I was falling apart. Grad school was more intense than I'd imagined. I was having trouble coping with the basics of day to day life, much less the demands of school. I frequently didn't make it to class. Even when I did, I wasn't really there. Any attempts at writing papers, or even reading for class were met with blank stares at my computer and books. My living space ceased to exist but for the five feet around me at any given time. And frequently less than that. I persisted, I survived, but I wasn't living. I was lost, and had no idea why. My relationships had in the past been pillars of mutual strength and support. Now my local partner bore the brunt of me simultaneously reaching out for contact and comfort, and pushing him away. The relationship with my east coast partner had become a weight around my neck, of what it should but couldn't be across the vast geographic distance between us. All of this happened so gradually that I didn’t really see it coming, until I was in the midst of it. Even once I was there, I was so caught up in it all that several times I thought I was getting better, simply because I was feeling a little less bad.
When I look back, it probably all started the spring before. But it wasn't any one thing that acted as the proverbial straw. Various stresses had begun to build. By fall, I realized I was starting to crack, and sought ways to cope. When I found myself considering inpatient psychiatric treatment, I knew something had to change. I'd long suspected that meditation should help, but could never get into it on my own. I'd looked into potential places to check out group meditation since before moving to Chicago. Now was the time to act. Just after Samhain, I took a bold step and went alone to my first introductory Zen meditation. I’d never fathomed what I would find there.

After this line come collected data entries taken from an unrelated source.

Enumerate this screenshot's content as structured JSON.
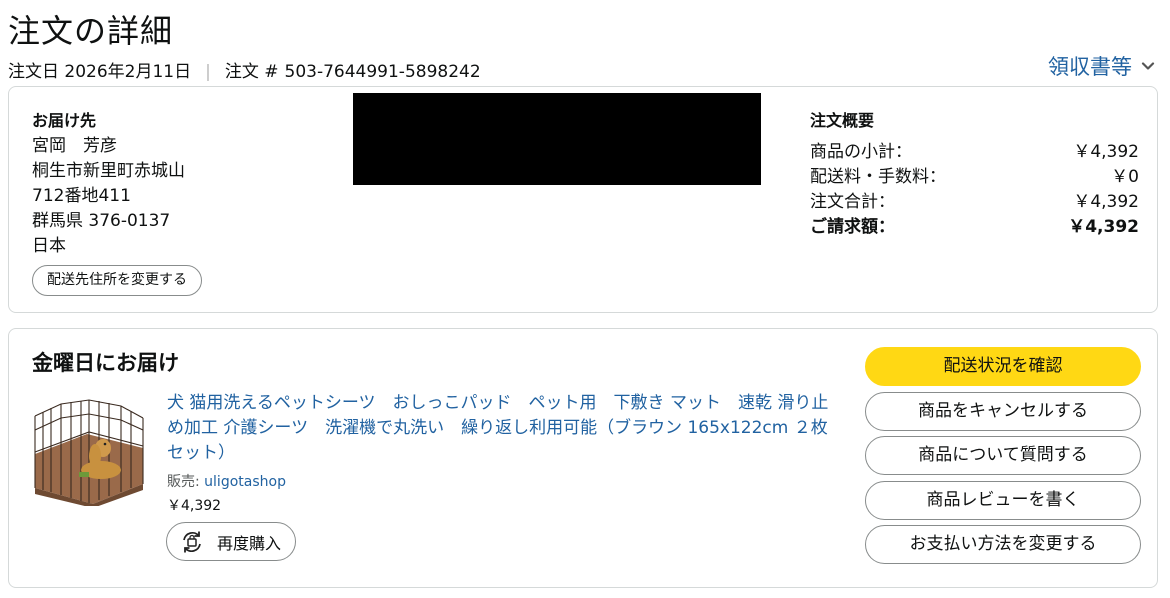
{
  "header": {
    "title": "注文の詳細",
    "order_date": "注文日 2026年2月11日",
    "separator": "|",
    "order_number_label": "注文 #",
    "order_number": "503-7644991-5898242",
    "invoices_link": "領収書等"
  },
  "shipping": {
    "heading": "お届け先",
    "name": "宮岡　芳彦",
    "address_line1": "桐生市新里町赤城山",
    "address_line2": "712番地411",
    "address_line3": "群馬県 376-0137",
    "country": "日本",
    "change_button": "配送先住所を変更する"
  },
  "summary": {
    "heading": "注文概要",
    "rows": [
      {
        "label": "商品の小計：",
        "value": "￥4,392"
      },
      {
        "label": "配送料・手数料：",
        "value": "￥0"
      },
      {
        "label": "注文合計：",
        "value": "￥4,392"
      },
      {
        "label": "ご請求額：",
        "value": "￥4,392"
      }
    ]
  },
  "delivery": {
    "heading": "金曜日にお届け",
    "product": {
      "title": "犬 猫用洗えるペットシーツ　おしっこパッド　ペット用　下敷き マット　速乾 滑り止め加工 介護シーツ　洗濯機で丸洗い　繰り返し利用可能（ブラウン 165x122cm ２枚セット）",
      "seller_label": "販売:",
      "seller_name": "uligotashop",
      "price": "￥4,392",
      "rebuy_button": "再度購入"
    },
    "actions": [
      "配送状況を確認",
      "商品をキャンセルする",
      "商品について質問する",
      "商品レビューを書く",
      "お支払い方法を変更する"
    ]
  },
  "colors": {
    "link": "#2162a1",
    "primary_button": "#ffd814",
    "border": "#d5d9d9",
    "text": "#0f1111"
  },
  "icons": {
    "invoices": "chevron-down-icon",
    "rebuy": "rebuy-cycle-icon"
  }
}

Within the first few weeks of going to sit for zazen meditation, I recognized that I felt more centered, and grounded, and calm in my day to day life. In addition, I also found an amazing community that supports one another and is more welcoming than I could have imagined. I frequently came home high on the combined spiritual and social experience at the dojo.
I could gush and fawn for pages. I did both to anyone who would listen for months afterward. To keep it brief: I fell head over heels, heart mind and soul in love with the sangha, and their particular flavour of Buddhism. For the next six months or so, I was at the dojo at every opportunity. I attended brief (and sometimes not so brief) retreats. I couldn't get enough. When I heard about one of the projects they were working on, there was no way I wasn't going to get involved.
An urban Buddhist center's a great thing. But it's not enough. Last year land was purchased and the foundation laid for the beginning of what will be a a rural retreat center. It is being built from the ground up, utilizing nothing but volunteer labor and grassroots fundraising. In March the work season started up for this year. I was eager to put in my blood, sweat, and tears to help bring this project to life.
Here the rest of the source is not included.